Either the boy here sucks my dick, or you don't get paid.”
Sal doesn't know how to deal with this. He's a city boy unused to the ways of wild land crackers. He thinks for a moment he'll run outside and get the others, all for one and one for all, and all that. But Charlie has grabbed Sal's chin in his hand now, and he is squeezing hard and moving in on him with a drunk's bullheaded determination, waving his bulging purple cock at him the way he waved the wad of money only minutes ago.
City-boy coward that he is, Sal sits frozen in Charlie's grip, incapable of movement.
It is Katie who says, yet another time, "Come on, Charlie," and hits him from behind with the beer bottle he left on the safe. Beer flies in a fine spray as she swings the bottle at his head. The man staggers, but he is not essentially wounded, Katie's blow is ineffectual at best. But Sal is instantly on" his feet, shoving out at Charlie's chest, pushing the fat drunken fool through the open French doors and out onto the deck, and then lunging at him one last time, his fingers widespread on Charlie's chest, a hiss escaping his lips as he pushes him over the railing. There is a splash when he hits the water, and then, instantly, a terrible thrashing that tells them the alligators are getting to him even before he surfaces.
Sal is breathing very hard. He has just killed a man. "The money," he says.
"You killed him," Katie says. "The money. It was in his pocket?”
"Never mind the money.”
"Do you remember the combination?”
“Sweet mother of God, you killed him!”
“The combination. Do you remember it?”
On the river below, there is an appalling stillness. Three to the right, stop on twenty, two to the left, past twenty, stop on seven. One to the right, stop on thirty-four.

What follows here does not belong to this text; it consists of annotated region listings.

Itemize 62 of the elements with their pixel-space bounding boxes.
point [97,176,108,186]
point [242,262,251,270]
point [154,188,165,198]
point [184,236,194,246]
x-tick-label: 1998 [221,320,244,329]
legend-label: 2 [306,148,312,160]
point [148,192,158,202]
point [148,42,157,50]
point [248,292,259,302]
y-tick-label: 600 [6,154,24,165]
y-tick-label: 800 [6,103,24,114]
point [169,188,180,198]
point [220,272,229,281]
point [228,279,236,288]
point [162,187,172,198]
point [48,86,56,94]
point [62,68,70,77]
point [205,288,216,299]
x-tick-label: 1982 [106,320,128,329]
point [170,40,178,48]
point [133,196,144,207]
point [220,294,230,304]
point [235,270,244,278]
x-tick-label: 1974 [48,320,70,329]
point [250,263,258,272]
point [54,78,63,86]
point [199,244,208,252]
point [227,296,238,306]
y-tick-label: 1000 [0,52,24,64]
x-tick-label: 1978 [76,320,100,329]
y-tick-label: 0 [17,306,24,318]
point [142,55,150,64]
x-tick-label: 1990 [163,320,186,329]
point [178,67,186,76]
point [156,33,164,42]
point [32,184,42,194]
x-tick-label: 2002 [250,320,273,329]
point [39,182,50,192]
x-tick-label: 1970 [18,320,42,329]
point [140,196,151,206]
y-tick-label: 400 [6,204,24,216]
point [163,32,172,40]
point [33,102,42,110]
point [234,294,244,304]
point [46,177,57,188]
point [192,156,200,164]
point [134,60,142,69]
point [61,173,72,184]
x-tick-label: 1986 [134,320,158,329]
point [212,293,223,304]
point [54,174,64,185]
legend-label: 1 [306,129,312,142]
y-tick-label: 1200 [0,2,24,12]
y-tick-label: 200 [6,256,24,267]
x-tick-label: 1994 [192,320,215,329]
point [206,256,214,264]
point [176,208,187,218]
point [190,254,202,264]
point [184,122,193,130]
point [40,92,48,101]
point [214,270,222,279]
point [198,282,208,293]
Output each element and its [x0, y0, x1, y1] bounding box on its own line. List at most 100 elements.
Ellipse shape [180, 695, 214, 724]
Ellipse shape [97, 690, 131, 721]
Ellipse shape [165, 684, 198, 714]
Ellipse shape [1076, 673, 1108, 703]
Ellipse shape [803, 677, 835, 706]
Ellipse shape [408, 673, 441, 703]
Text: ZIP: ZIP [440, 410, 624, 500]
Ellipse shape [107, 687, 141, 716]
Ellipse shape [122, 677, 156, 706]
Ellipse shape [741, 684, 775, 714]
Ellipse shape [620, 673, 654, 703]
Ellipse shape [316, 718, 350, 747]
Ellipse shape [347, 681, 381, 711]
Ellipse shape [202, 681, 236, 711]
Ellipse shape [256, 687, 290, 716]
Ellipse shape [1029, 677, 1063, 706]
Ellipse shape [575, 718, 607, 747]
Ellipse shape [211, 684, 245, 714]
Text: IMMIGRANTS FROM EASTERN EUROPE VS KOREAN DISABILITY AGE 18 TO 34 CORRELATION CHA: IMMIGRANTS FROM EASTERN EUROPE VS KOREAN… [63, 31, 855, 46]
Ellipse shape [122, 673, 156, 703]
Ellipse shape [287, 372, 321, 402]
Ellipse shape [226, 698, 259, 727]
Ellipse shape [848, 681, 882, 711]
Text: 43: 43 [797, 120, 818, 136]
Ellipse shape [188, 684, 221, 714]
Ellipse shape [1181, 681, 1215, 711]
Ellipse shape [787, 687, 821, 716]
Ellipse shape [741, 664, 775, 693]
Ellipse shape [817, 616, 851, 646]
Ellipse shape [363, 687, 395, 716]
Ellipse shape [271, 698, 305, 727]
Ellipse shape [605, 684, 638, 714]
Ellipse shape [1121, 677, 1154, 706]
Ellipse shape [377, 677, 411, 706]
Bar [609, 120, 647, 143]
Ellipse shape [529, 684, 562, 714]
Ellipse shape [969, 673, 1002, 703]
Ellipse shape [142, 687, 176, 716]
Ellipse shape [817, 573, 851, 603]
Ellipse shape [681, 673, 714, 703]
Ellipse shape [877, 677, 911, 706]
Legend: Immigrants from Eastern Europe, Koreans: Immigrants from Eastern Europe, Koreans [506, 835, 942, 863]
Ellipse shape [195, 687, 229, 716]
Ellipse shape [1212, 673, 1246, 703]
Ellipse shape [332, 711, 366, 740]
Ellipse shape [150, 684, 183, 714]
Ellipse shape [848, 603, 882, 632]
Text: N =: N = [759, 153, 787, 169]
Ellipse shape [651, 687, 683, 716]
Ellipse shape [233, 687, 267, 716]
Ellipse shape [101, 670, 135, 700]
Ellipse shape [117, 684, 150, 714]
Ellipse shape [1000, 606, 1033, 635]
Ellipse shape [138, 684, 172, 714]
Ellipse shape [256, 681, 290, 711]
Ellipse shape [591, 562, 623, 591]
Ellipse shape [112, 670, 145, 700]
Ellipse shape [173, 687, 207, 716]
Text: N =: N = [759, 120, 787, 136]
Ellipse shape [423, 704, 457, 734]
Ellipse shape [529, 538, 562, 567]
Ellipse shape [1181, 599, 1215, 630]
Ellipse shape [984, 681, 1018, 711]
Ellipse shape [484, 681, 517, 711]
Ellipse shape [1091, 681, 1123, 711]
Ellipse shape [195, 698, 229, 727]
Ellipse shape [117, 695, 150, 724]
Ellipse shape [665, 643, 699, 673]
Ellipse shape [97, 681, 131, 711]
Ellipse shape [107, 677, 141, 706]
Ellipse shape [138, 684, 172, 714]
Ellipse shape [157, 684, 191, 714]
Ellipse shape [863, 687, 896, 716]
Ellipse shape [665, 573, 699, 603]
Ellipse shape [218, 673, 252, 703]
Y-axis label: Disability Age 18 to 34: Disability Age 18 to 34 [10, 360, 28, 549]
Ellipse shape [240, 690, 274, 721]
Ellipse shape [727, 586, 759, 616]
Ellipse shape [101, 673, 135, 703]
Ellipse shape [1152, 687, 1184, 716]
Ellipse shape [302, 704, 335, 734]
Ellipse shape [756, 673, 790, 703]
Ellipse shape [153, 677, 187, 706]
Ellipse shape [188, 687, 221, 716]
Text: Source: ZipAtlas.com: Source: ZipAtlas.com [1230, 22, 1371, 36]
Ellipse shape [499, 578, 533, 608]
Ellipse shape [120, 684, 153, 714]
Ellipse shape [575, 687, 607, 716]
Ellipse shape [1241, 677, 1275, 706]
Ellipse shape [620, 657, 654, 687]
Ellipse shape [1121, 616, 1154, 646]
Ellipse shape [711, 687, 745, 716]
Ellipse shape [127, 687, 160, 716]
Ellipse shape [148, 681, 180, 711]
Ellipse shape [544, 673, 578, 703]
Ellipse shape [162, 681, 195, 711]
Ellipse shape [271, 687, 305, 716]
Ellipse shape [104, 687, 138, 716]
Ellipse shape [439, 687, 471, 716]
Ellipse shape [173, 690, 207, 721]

Katie recites the numbers aloud to him as he slowly turns the dial to the right, and to the left, and then to the right again. He opens the door. From the wad of money in the safe, he peels off the money due them, and returns the rest to the safe, and closes the door, and twists the dial to lock it again. Katie watches as he wipes the dial and the handle clean. She is moving. from foot to foot, like a little girl who has to pee. He wipes the beer bottle, too, and puts it back on the safe top where Charlie had earlier left it. He looks around one last time, and then they leave the office.